Acoustic Source Separation in Human & Machine.

Durlach, et al.

The envisioned program addresses the problem of separating out acoustic sources in complex acoustic environments. This program, which involves both engineering and auditory science, includes interrelated efforts to develop: (1) improved designs of source-separation machines, (2) a model of auditory scene analysis in humans, and (3) working prototypes of acoustic source-separation machines. Given the team that intends to participate in this program, which includes members of both the Massachusetts Institute of Technology (MIT) and Boston University (BU), it is anticipated that the results obtained in this program will have substantial impact on all three areas.

Research on source-separation design is aimed at developing a coherent, integrated approach to source separation and focuses on the joint exploitation of spatial separation of the sources (spatial filtering), statistical independence of the sources (independent component analysis), and constraints on the time-frequency structure of the source signals (sparse signal representation). Attempts are made to develop algorithms that simultaneously exploit various types of differences among the sources, operate in real time, and are relatively robust with respect to noise, reverberation, and various types of uncertainties in the available a priori information. Although most existing algorithms for source separation make use of microphone arrays to sample the acoustic field at more than one point in space, research has shown that humans achieve substantial source separation monaurally. Thus, source separation methods that make use of both multiple and single sensors (for both the cases M greaterthanorequalto N and M lessthan N, where M is the number of sensors and N is the number of sources) are considered.

Research on human auditory scene analysis (an analysis that is very closely related to source separation) is expected both to benefit from the work on the other components of our program and to contribute to this other work. Inasmuch as previous results in this area suggest that substantial source separation can be achieved with the use of only one ear and most past work on machine source separation assumes an array of spatially separated sensors, it seems likely that study of monaural source separation in humans is likely to have substantial payoff for designing machine source-separation systems, as well as for basic understanding of human auditory perception.
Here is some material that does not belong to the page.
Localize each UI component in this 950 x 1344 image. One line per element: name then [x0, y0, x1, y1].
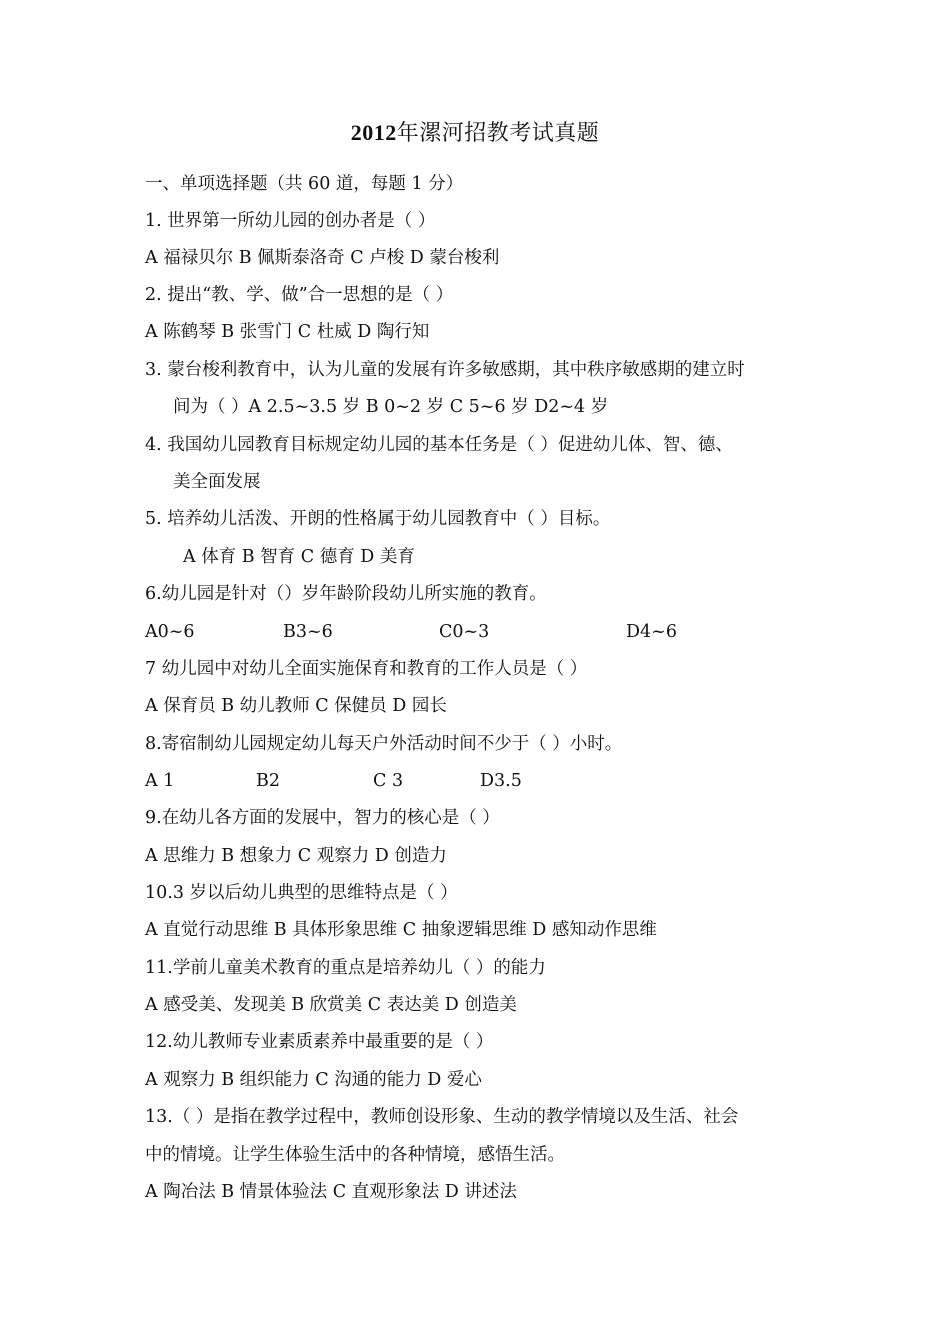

In the same vein, the research on human source separation will include study of how resistant performance (both monaural and binaural) is to the presence of reverberation in the environment, a condition that has generally been found highly problematic for source-separation by machines.

Engineering efforts to implement various source-separation techniques and to develop working prototypes focus on three major application areas: (a) "battlefield systems" to assist military personnel in conducting military actions in battlefield environments, (b) "intelligent-room systems" to facilitate interactions among multiple people and information subsystems within the confines of an enclosed space, and (c) "personal-aid systems" to assist either hearing-impaired individuals in everyday life or normal-hearing individuals who are working in noisy environments but still require auditory communication with selected sources in that environment. Two factors that present great challenges to successful source separation in certain of the application areas concern the extent to which acoustic reverberation is present in the environment and the extent to which the a priori information about the sensing system is inadequate. Especially challenging is the goal of constructing personal-aid systems (for either military or civilian use) that achieve increased spatial resolution by embedding a microphone array in the user's clothing. Overall, the envisioned program includes projects that range from relatively modest challenge (or risk) to relatively high challenge (or risk).